A Critical Analysis of Tax Avoidance in theSouth African Income Tax Act 58 of 1962, as Amended
Paper by: Jean Chrysostome Kanamugire
“Tax avoidance connotes stratagems which are prima facie lawful, i.e. which are lawful unless expressly proscribed by
the Act.”1 Many taxpayers seek ways of arranging their affairs so as to escape tax, or reduce or postpone their liability.
Persons are free to structure their affairs in order to minimise income tax. In IRC v Duke of Westminster,2 Lord Tomlin
said that “every man is entitled, if he can, to order his affairs so that the tax attaching under the appropriate Acts is less
than it otherwise would be.” Furthermore, in CIR v Sunnyside Centre (Pty) Ltd,3 the court held that “a taxpayer is entitled
to order his affairs so as to pay the minimum of tax.” In CIR v Conhage (Pty) (Ltd),4 the Supreme Court of Appeals (SCA)
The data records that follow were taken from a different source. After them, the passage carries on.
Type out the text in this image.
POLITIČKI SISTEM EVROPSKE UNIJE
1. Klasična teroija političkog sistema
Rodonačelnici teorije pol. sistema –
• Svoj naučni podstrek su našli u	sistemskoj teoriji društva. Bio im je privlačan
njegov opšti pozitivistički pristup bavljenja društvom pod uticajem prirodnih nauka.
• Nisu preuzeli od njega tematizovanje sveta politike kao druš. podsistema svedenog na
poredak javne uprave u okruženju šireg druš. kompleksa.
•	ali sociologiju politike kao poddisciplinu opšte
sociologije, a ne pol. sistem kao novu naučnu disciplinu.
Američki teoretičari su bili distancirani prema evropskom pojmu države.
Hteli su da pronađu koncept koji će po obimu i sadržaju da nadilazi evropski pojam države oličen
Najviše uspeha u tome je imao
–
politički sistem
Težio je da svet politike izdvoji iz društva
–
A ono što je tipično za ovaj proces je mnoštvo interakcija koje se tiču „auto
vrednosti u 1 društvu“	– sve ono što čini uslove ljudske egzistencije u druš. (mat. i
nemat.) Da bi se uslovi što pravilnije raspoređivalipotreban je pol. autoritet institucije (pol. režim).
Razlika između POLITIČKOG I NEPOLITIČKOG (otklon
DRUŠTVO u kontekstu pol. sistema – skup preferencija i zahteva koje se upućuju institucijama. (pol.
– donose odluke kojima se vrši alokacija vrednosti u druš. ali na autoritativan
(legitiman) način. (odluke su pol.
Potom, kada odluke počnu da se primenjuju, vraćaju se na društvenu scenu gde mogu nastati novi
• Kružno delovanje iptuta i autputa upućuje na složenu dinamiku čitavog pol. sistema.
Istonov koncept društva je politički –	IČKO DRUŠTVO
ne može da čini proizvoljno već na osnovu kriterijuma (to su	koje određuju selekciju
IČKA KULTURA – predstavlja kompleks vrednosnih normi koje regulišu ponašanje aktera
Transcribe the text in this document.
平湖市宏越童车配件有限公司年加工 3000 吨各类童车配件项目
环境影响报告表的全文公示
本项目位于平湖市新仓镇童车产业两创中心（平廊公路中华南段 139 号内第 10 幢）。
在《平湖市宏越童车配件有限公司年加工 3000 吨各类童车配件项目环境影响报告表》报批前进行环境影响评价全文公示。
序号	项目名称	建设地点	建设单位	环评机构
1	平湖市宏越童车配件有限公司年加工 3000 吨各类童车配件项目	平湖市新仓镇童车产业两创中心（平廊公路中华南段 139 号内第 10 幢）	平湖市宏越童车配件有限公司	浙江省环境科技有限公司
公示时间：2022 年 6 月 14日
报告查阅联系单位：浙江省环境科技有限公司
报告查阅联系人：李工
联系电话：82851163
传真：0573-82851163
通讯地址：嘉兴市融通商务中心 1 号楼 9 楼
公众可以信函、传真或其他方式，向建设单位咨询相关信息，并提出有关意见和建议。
said that “within the bounds of any anti-avoidance provisions in the relevant legislation, a taxpayer may minimise his tax
liability by arranging his affairs in a suitable manner.”
However, courts have expressed their disagreement with regard to tax avoidance. In Lord Vestey’s Executors and
Another v IRC,5 Lord Normand said that “tax avoidance is an evil, but it would be the beginning of much greater evil if the
courts were to overstretch the language of the statute in order to subject to taxation people of whom they disapproved.”